Stack Canaries

aka stack cookies

The idea is that as long as we can put a secret value in between the stack variables and the return address, then we can check it before we return to the next instruction.

This is a mitigatioln of buffer overflow attacks

PREAMBLE

mov rax, qword fs:[0x28]

mov qword [rbp-0x8], rax

BEFORE RETURN

mov rdx, qword [rbp-0x8]

xor rdx, qword fs:[0x28]

je 0x40079f

call _stack_chk_fail

fs is a special storage area which is difficult to access even if you have a vulnerability like information disclosure.

rbp-8 is right where local variables end

Just before returning, we'll pull that value back out from rbp-8 in stack, XOR it with original value in fs

If they are equal, then jump to the return address or else call "stack_check_fail" function.

• Nothing in the function is supposed to change the stack cookie. If it is changed this means that there is a buffer overflow. Stack check fail would print out "stack smashing detected" and will exit the program

• Stack canaries can still be avaded and attacks conducted by:

  • Stack Canary leaking

  • Stack canary bruteforcing - Guessing bytes of the canary one by one.

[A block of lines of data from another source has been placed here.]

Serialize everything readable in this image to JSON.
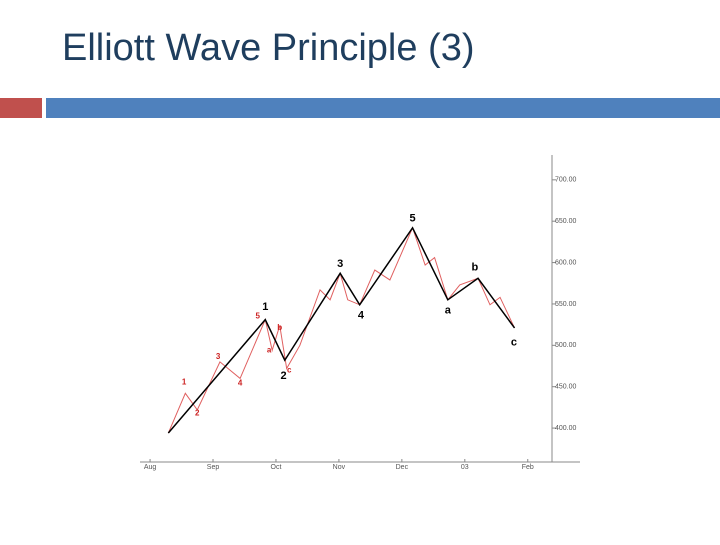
{
  "slide_title": "Elliott Wave Principle (3)",
  "chart_data": {
    "type": "line",
    "xlim": [
      -0.16,
      6.83
    ],
    "xticks": [
      {
        "value": 0,
        "label": "Aug"
      },
      {
        "value": 1,
        "label": "Sep"
      },
      {
        "value": 2,
        "label": "Oct"
      },
      {
        "value": 3,
        "label": "Nov"
      },
      {
        "value": 4,
        "label": "Dec"
      },
      {
        "value": 5,
        "label": "03"
      },
      {
        "value": 6,
        "label": "Feb"
      }
    ],
    "ylim": [
      359,
      730
    ],
    "yticks": [
      {
        "value": 400,
        "label": "400.00"
      },
      {
        "value": 450,
        "label": "450.00"
      },
      {
        "value": 500,
        "label": "500.00"
      },
      {
        "value": 550,
        "label": "550.00"
      },
      {
        "value": 600,
        "label": "600.00"
      },
      {
        "value": 650,
        "label": "650.00"
      },
      {
        "value": 700,
        "label": "700.00"
      }
    ],
    "series": [
      {
        "color": "#e06060",
        "width": 1,
        "x": [
          0.29,
          0.56,
          0.75,
          1.11,
          1.43,
          1.83,
          1.94,
          2.06,
          2.17,
          2.38,
          2.7,
          2.86,
          3.02,
          3.14,
          3.33,
          3.57,
          3.81,
          4.17,
          4.37,
          4.52,
          4.73,
          4.92,
          5.21,
          5.4,
          5.56,
          5.79
        ],
        "values": [
          394,
          442,
          422,
          480,
          460,
          531,
          494,
          524,
          472,
          500,
          567,
          555,
          587,
          555,
          549,
          591,
          579,
          642,
          597,
          606,
          555,
          573,
          581,
          549,
          558,
          521
        ]
      },
      {
        "color": "#000000",
        "width": 1.5,
        "x": [
          0.29,
          1.83,
          2.14,
          3.02,
          3.33,
          4.17,
          4.73,
          5.21,
          5.79
        ],
        "values": [
          394,
          531,
          482,
          587,
          549,
          642,
          555,
          581,
          521
        ]
      }
    ],
    "annotations": [
      {
        "text": "1",
        "x": 1.83,
        "y": 546,
        "color": "#000000",
        "size": 11
      },
      {
        "text": "2",
        "x": 2.12,
        "y": 463,
        "color": "#000000",
        "size": 11
      },
      {
        "text": "3",
        "x": 3.02,
        "y": 598,
        "color": "#000000",
        "size": 11
      },
      {
        "text": "4",
        "x": 3.35,
        "y": 536,
        "color": "#000000",
        "size": 11
      },
      {
        "text": "5",
        "x": 4.17,
        "y": 653,
        "color": "#000000",
        "size": 11
      },
      {
        "text": "a",
        "x": 4.73,
        "y": 542,
        "color": "#000000",
        "size": 11
      },
      {
        "text": "b",
        "x": 5.16,
        "y": 594,
        "color": "#000000",
        "size": 11
      },
      {
        "text": "c",
        "x": 5.78,
        "y": 503,
        "color": "#000000",
        "size": 11
      },
      {
        "text": "1",
        "x": 0.54,
        "y": 455,
        "color": "#cc2222",
        "size": 8
      },
      {
        "text": "2",
        "x": 0.75,
        "y": 418,
        "color": "#cc2222",
        "size": 8
      },
      {
        "text": "3",
        "x": 1.08,
        "y": 486,
        "color": "#cc2222",
        "size": 8
      },
      {
        "text": "4",
        "x": 1.43,
        "y": 454,
        "color": "#cc2222",
        "size": 8
      },
      {
        "text": "5",
        "x": 1.71,
        "y": 535,
        "color": "#cc2222",
        "size": 8
      },
      {
        "text": "a",
        "x": 1.89,
        "y": 494,
        "color": "#cc2222",
        "size": 8
      },
      {
        "text": "b",
        "x": 2.06,
        "y": 521,
        "color": "#cc2222",
        "size": 8
      },
      {
        "text": "c",
        "x": 2.21,
        "y": 470,
        "color": "#cc2222",
        "size": 8
      }
    ]
  }
}
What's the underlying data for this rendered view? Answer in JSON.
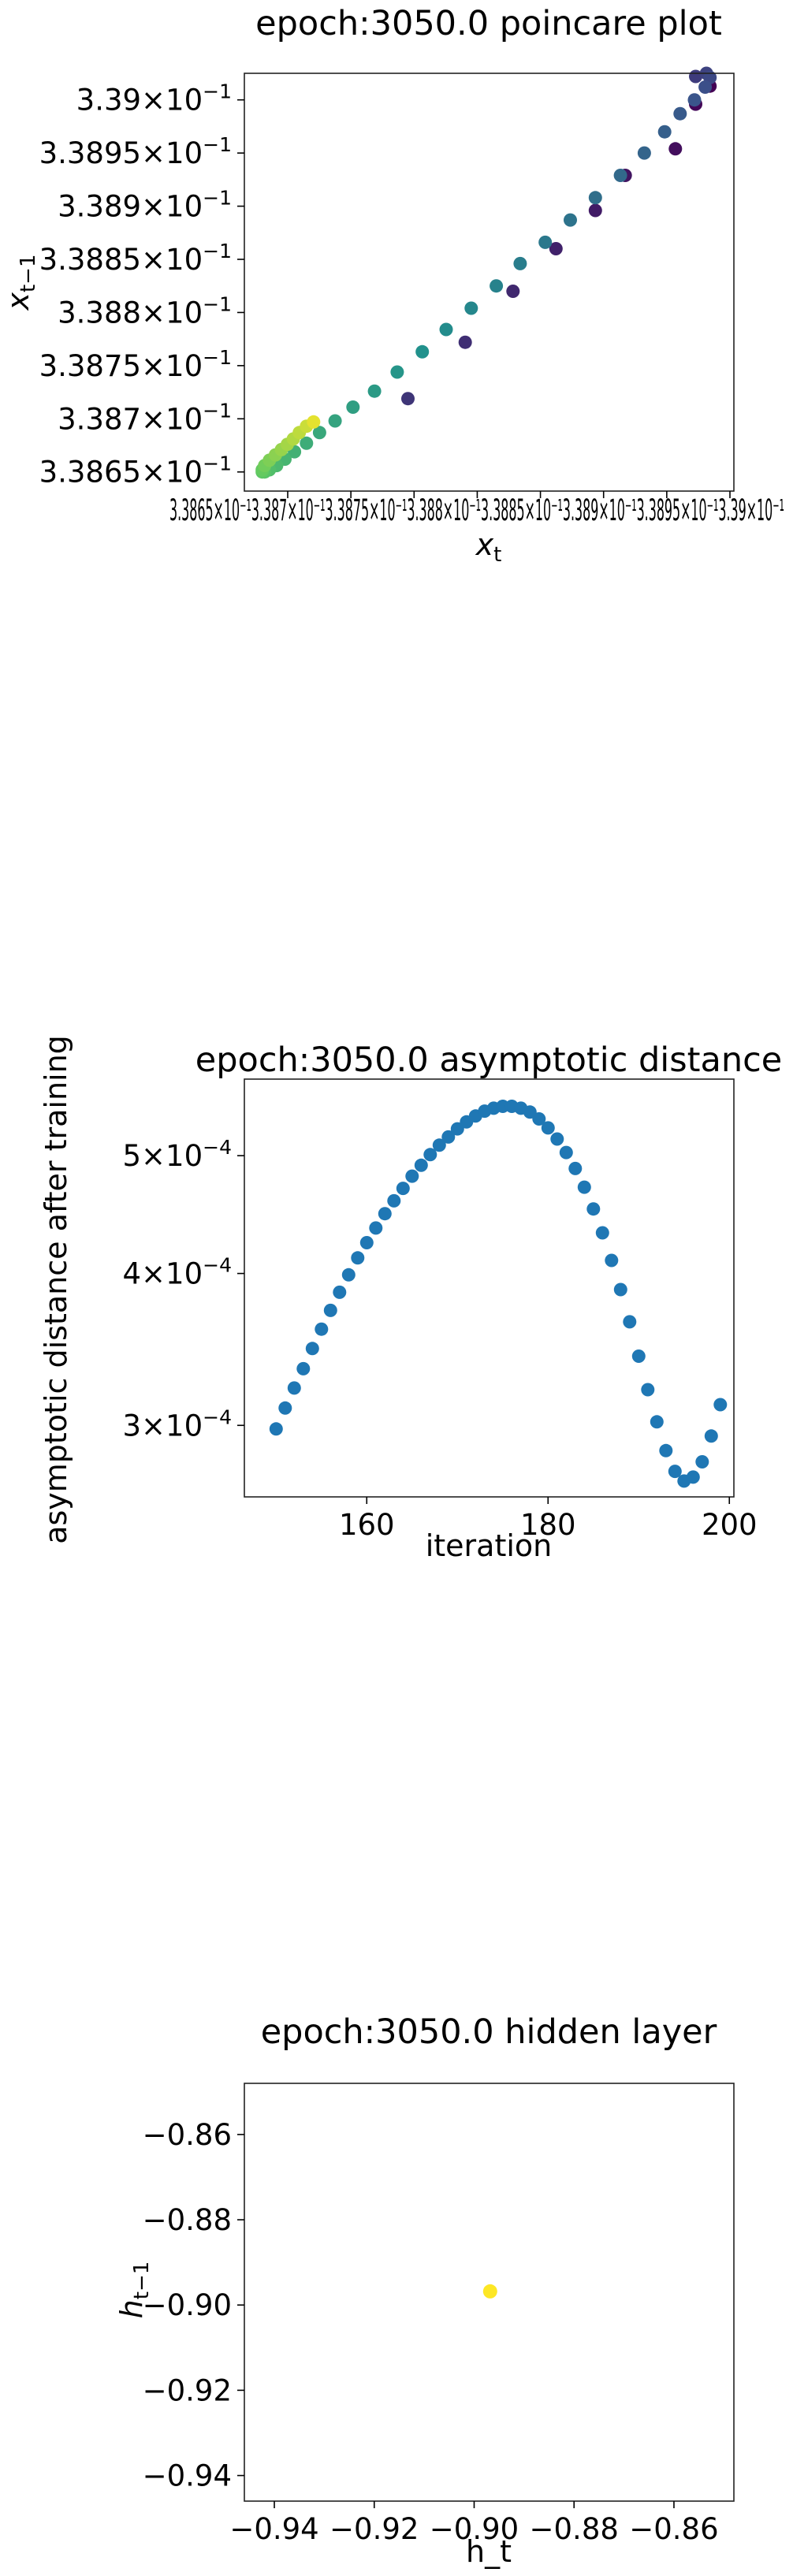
{
  "chart_data": [
    {
      "type": "scatter",
      "title": "epoch:3050.0 poincare plot",
      "xlabel": "x_t",
      "ylabel": "x_{t-1}",
      "xtick_labels": [
        "3.3865×10⁻¹",
        "3.387×10⁻¹",
        "3.3875×10⁻¹",
        "3.388×10⁻¹",
        "3.3885×10⁻¹",
        "3.389×10⁻¹",
        "3.3895×10⁻¹",
        "3.39×10⁻¹"
      ],
      "ytick_labels": [
        {
          "value": 0.33865,
          "mant": "3.3865",
          "exp": "−1"
        },
        {
          "value": 0.3387,
          "mant": "3.387",
          "exp": "−1"
        },
        {
          "value": 0.33875,
          "mant": "3.3875",
          "exp": "−1"
        },
        {
          "value": 0.3388,
          "mant": "3.388",
          "exp": "−1"
        },
        {
          "value": 0.33885,
          "mant": "3.3885",
          "exp": "−1"
        },
        {
          "value": 0.3389,
          "mant": "3.389",
          "exp": "−1"
        },
        {
          "value": 0.33895,
          "mant": "3.3895",
          "exp": "−1"
        },
        {
          "value": 0.339,
          "mant": "3.39",
          "exp": "−1"
        }
      ],
      "xlim": [
        0.338635,
        0.339045
      ],
      "ylim": [
        0.338632,
        0.339025
      ],
      "colormap": "viridis",
      "points": [
        {
          "x": 0.339025,
          "y": 0.339013,
          "c": 0.0
        },
        {
          "x": 0.339013,
          "y": 0.338996,
          "c": 0.02
        },
        {
          "x": 0.338996,
          "y": 0.338954,
          "c": 0.04
        },
        {
          "x": 0.338954,
          "y": 0.338929,
          "c": 0.06
        },
        {
          "x": 0.338929,
          "y": 0.338896,
          "c": 0.08
        },
        {
          "x": 0.338896,
          "y": 0.33886,
          "c": 0.1
        },
        {
          "x": 0.33886,
          "y": 0.33882,
          "c": 0.12
        },
        {
          "x": 0.33882,
          "y": 0.338772,
          "c": 0.14
        },
        {
          "x": 0.338772,
          "y": 0.338719,
          "c": 0.16
        },
        {
          "x": 0.339013,
          "y": 0.339022,
          "c": 0.18
        },
        {
          "x": 0.339022,
          "y": 0.339025,
          "c": 0.2
        },
        {
          "x": 0.339025,
          "y": 0.339021,
          "c": 0.22
        },
        {
          "x": 0.339021,
          "y": 0.339012,
          "c": 0.24
        },
        {
          "x": 0.339012,
          "y": 0.339,
          "c": 0.26
        },
        {
          "x": 0.339,
          "y": 0.338987,
          "c": 0.28
        },
        {
          "x": 0.338987,
          "y": 0.33897,
          "c": 0.3
        },
        {
          "x": 0.33897,
          "y": 0.33895,
          "c": 0.32
        },
        {
          "x": 0.33895,
          "y": 0.338929,
          "c": 0.34
        },
        {
          "x": 0.338929,
          "y": 0.338908,
          "c": 0.36
        },
        {
          "x": 0.338908,
          "y": 0.338887,
          "c": 0.38
        },
        {
          "x": 0.338887,
          "y": 0.338866,
          "c": 0.4
        },
        {
          "x": 0.338866,
          "y": 0.338846,
          "c": 0.42
        },
        {
          "x": 0.338846,
          "y": 0.338825,
          "c": 0.44
        },
        {
          "x": 0.338825,
          "y": 0.338804,
          "c": 0.46
        },
        {
          "x": 0.338804,
          "y": 0.338784,
          "c": 0.48
        },
        {
          "x": 0.338784,
          "y": 0.338763,
          "c": 0.5
        },
        {
          "x": 0.338763,
          "y": 0.338744,
          "c": 0.52
        },
        {
          "x": 0.338744,
          "y": 0.338726,
          "c": 0.54
        },
        {
          "x": 0.338726,
          "y": 0.338711,
          "c": 0.56
        },
        {
          "x": 0.338711,
          "y": 0.338698,
          "c": 0.58
        },
        {
          "x": 0.338698,
          "y": 0.338687,
          "c": 0.6
        },
        {
          "x": 0.338687,
          "y": 0.338677,
          "c": 0.62
        },
        {
          "x": 0.338677,
          "y": 0.338669,
          "c": 0.64
        },
        {
          "x": 0.338669,
          "y": 0.338662,
          "c": 0.66
        },
        {
          "x": 0.338662,
          "y": 0.338656,
          "c": 0.68
        },
        {
          "x": 0.338656,
          "y": 0.338652,
          "c": 0.7
        },
        {
          "x": 0.338652,
          "y": 0.33865,
          "c": 0.72
        },
        {
          "x": 0.33865,
          "y": 0.33865,
          "c": 0.74
        },
        {
          "x": 0.33865,
          "y": 0.338652,
          "c": 0.76
        },
        {
          "x": 0.338652,
          "y": 0.338656,
          "c": 0.78
        },
        {
          "x": 0.338656,
          "y": 0.338661,
          "c": 0.8
        },
        {
          "x": 0.338661,
          "y": 0.338666,
          "c": 0.82
        },
        {
          "x": 0.338666,
          "y": 0.338671,
          "c": 0.84
        },
        {
          "x": 0.338671,
          "y": 0.338676,
          "c": 0.86
        },
        {
          "x": 0.338676,
          "y": 0.338681,
          "c": 0.88
        },
        {
          "x": 0.338681,
          "y": 0.338687,
          "c": 0.9
        },
        {
          "x": 0.338687,
          "y": 0.338693,
          "c": 0.92
        },
        {
          "x": 0.338693,
          "y": 0.338697,
          "c": 0.96
        }
      ]
    },
    {
      "type": "scatter",
      "title": "epoch:3050.0 asymptotic distance",
      "xlabel": "iteration",
      "ylabel": "asymptotic distance after training",
      "y_scale": "log",
      "color": "#1f77b4",
      "xlim": [
        146.5,
        200.5
      ],
      "ylim": [
        0.000262,
        0.000578
      ],
      "xticks": [
        160,
        180,
        200
      ],
      "yticks": [
        {
          "value": 0.0003,
          "mant": "3",
          "exp": "−4"
        },
        {
          "value": 0.0004,
          "mant": "4",
          "exp": "−4"
        },
        {
          "value": 0.0005,
          "mant": "5",
          "exp": "−4"
        }
      ],
      "x": [
        150,
        151,
        152,
        153,
        154,
        155,
        156,
        157,
        158,
        159,
        160,
        161,
        162,
        163,
        164,
        165,
        166,
        167,
        168,
        169,
        170,
        171,
        172,
        173,
        174,
        175,
        176,
        177,
        178,
        179,
        180,
        181,
        182,
        183,
        184,
        185,
        186,
        187,
        188,
        189,
        190,
        191,
        192,
        193,
        194,
        195,
        196,
        197,
        198,
        199
      ],
      "y": [
        0.000298,
        0.00031,
        0.000322,
        0.000334,
        0.000347,
        0.00036,
        0.000373,
        0.000386,
        0.000399,
        0.000412,
        0.000424,
        0.000436,
        0.000448,
        0.000459,
        0.00047,
        0.000481,
        0.000491,
        0.000501,
        0.00051,
        0.000518,
        0.000526,
        0.000533,
        0.000539,
        0.000544,
        0.000547,
        0.000549,
        0.000549,
        0.000547,
        0.000543,
        0.000536,
        0.000527,
        0.000516,
        0.000503,
        0.000488,
        0.000471,
        0.000452,
        0.000432,
        0.00041,
        0.000388,
        0.000365,
        0.000342,
        0.000321,
        0.000302,
        0.000286,
        0.000275,
        0.00027,
        0.000272,
        0.00028,
        0.000294,
        0.000312
      ]
    },
    {
      "type": "scatter",
      "title": "epoch:3050.0 hidden layer",
      "xlabel": "h_t",
      "ylabel": "h_{t-1}",
      "color": "#fde725",
      "xlim": [
        -0.946,
        -0.848
      ],
      "ylim": [
        -0.946,
        -0.848
      ],
      "xticks": [
        -0.94,
        -0.92,
        -0.9,
        -0.88,
        -0.86
      ],
      "xtick_labels": [
        "−0.94",
        "−0.92",
        "−0.90",
        "−0.88",
        "−0.86"
      ],
      "yticks": [
        -0.94,
        -0.92,
        -0.9,
        -0.88,
        -0.86
      ],
      "ytick_labels": [
        "−0.94",
        "−0.92",
        "−0.90",
        "−0.88",
        "−0.86"
      ],
      "x": [
        -0.8968
      ],
      "y": [
        -0.8968
      ]
    }
  ]
}
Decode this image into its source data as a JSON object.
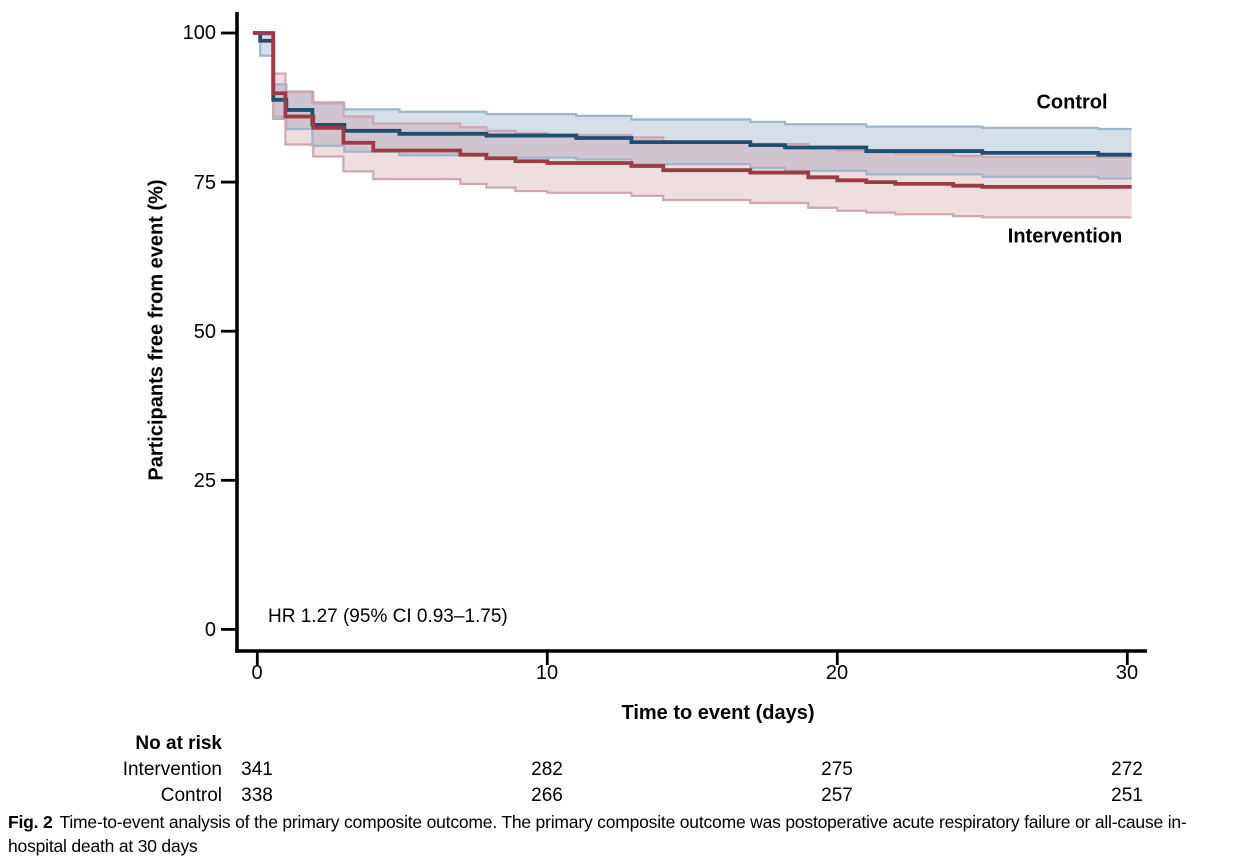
{
  "chart_data": {
    "type": "line",
    "subtype": "kaplan-meier-step",
    "title": "",
    "xlabel": "Time to event (days)",
    "ylabel": "Participants free from event (%)",
    "xlim": [
      0,
      30
    ],
    "ylim": [
      0,
      100
    ],
    "x_ticks": [
      0,
      10,
      20,
      30
    ],
    "y_ticks": [
      0,
      25,
      50,
      75,
      100
    ],
    "grid": false,
    "legend_position": "curve-end-labels",
    "annotation": "HR 1.27 (95% CI 0.93–1.75)",
    "end_time": 30.15,
    "series": [
      {
        "name": "Control",
        "color": "#1f4e70",
        "band_fill": "rgba(98,130,168,0.26)",
        "band_edge": "#9fb5ca",
        "times": [
          0,
          0.1,
          0.55,
          1.0,
          1.9,
          3.0,
          4.9,
          7.9,
          11,
          12.9,
          17,
          18.2,
          21,
          25,
          29
        ],
        "values": [
          100,
          98.7,
          88.8,
          87.1,
          84.6,
          83.6,
          83.1,
          82.8,
          82.4,
          81.7,
          81.2,
          80.8,
          80.2,
          79.9,
          79.6
        ],
        "upper": [
          100,
          99.7,
          91.4,
          90.2,
          88.2,
          87.2,
          86.8,
          86.4,
          86.1,
          85.5,
          85.1,
          84.7,
          84.3,
          84.1,
          83.9
        ],
        "lower": [
          100,
          96.2,
          85.6,
          83.9,
          81.1,
          80.1,
          79.5,
          79.1,
          78.8,
          78.0,
          77.4,
          76.9,
          76.3,
          75.9,
          75.6
        ]
      },
      {
        "name": "Intervention",
        "color": "#9c3a45",
        "band_fill": "rgba(188,116,126,0.24)",
        "band_edge": "#d0a6ae",
        "times": [
          0,
          0.55,
          0.97,
          1.93,
          2.97,
          4.0,
          7.0,
          7.9,
          8.9,
          10,
          12.9,
          14,
          17,
          19,
          20,
          21,
          22,
          24,
          25
        ],
        "values": [
          100,
          89.9,
          86.0,
          84.1,
          81.6,
          80.3,
          79.6,
          79.0,
          78.5,
          78.2,
          77.7,
          77.0,
          76.6,
          75.8,
          75.3,
          75.0,
          74.7,
          74.4,
          74.2
        ],
        "upper": [
          100,
          93.2,
          90.1,
          88.4,
          86.0,
          84.8,
          84.2,
          83.6,
          83.2,
          82.9,
          82.5,
          81.8,
          81.4,
          80.7,
          80.3,
          80.0,
          79.7,
          79.4,
          79.2
        ],
        "lower": [
          100,
          86.0,
          81.3,
          79.3,
          76.8,
          75.5,
          74.7,
          74.1,
          73.5,
          73.2,
          72.7,
          72.0,
          71.5,
          70.7,
          70.2,
          69.9,
          69.6,
          69.3,
          69.1
        ]
      }
    ]
  },
  "risk_table": {
    "title": "No at risk",
    "rows": [
      {
        "label": "Intervention",
        "counts": [
          "341",
          "282",
          "275",
          "272"
        ]
      },
      {
        "label": "Control",
        "counts": [
          "338",
          "266",
          "257",
          "251"
        ]
      }
    ]
  },
  "caption": {
    "prefix": "Fig. 2",
    "text": "Time-to-event analysis of the primary composite outcome. The primary composite outcome was postoperative acute respiratory failure or all-cause in-hospital death at 30 days"
  },
  "colors": {
    "axis": "#000000",
    "control_line": "#1f4e70",
    "intervention_line": "#9c3a45"
  }
}
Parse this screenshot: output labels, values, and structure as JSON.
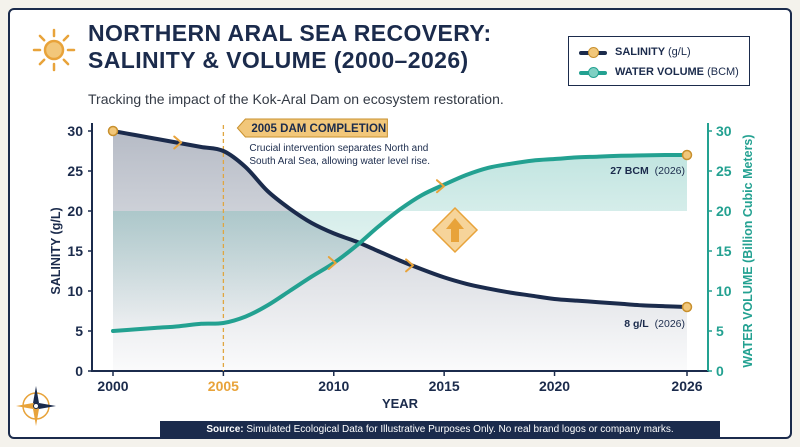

Once the offset is known, we can start adding a single byte (00 to ff) and see which byte doesn't cause crash. THe byte that doesn't is the correct one. We can extend this for all bytes until the correct 64 bit number is known.

• Stack canaries always start with a null byte. Because in C, strings are terminated by null bytes. so if an attacker tries to read canary, C would stop it right before it accesses the canary since null byte would be encountered. However, some C functions would still allow reading of this canary even with a null byte in place.

  

Now when we step to next intruction where fs is being assigned to rax, we can see the canary

See how it ends with 00? In little endian, when a program would read it, it would start backwards, so from 00 and the reading function would be terminated upon encountering the canary.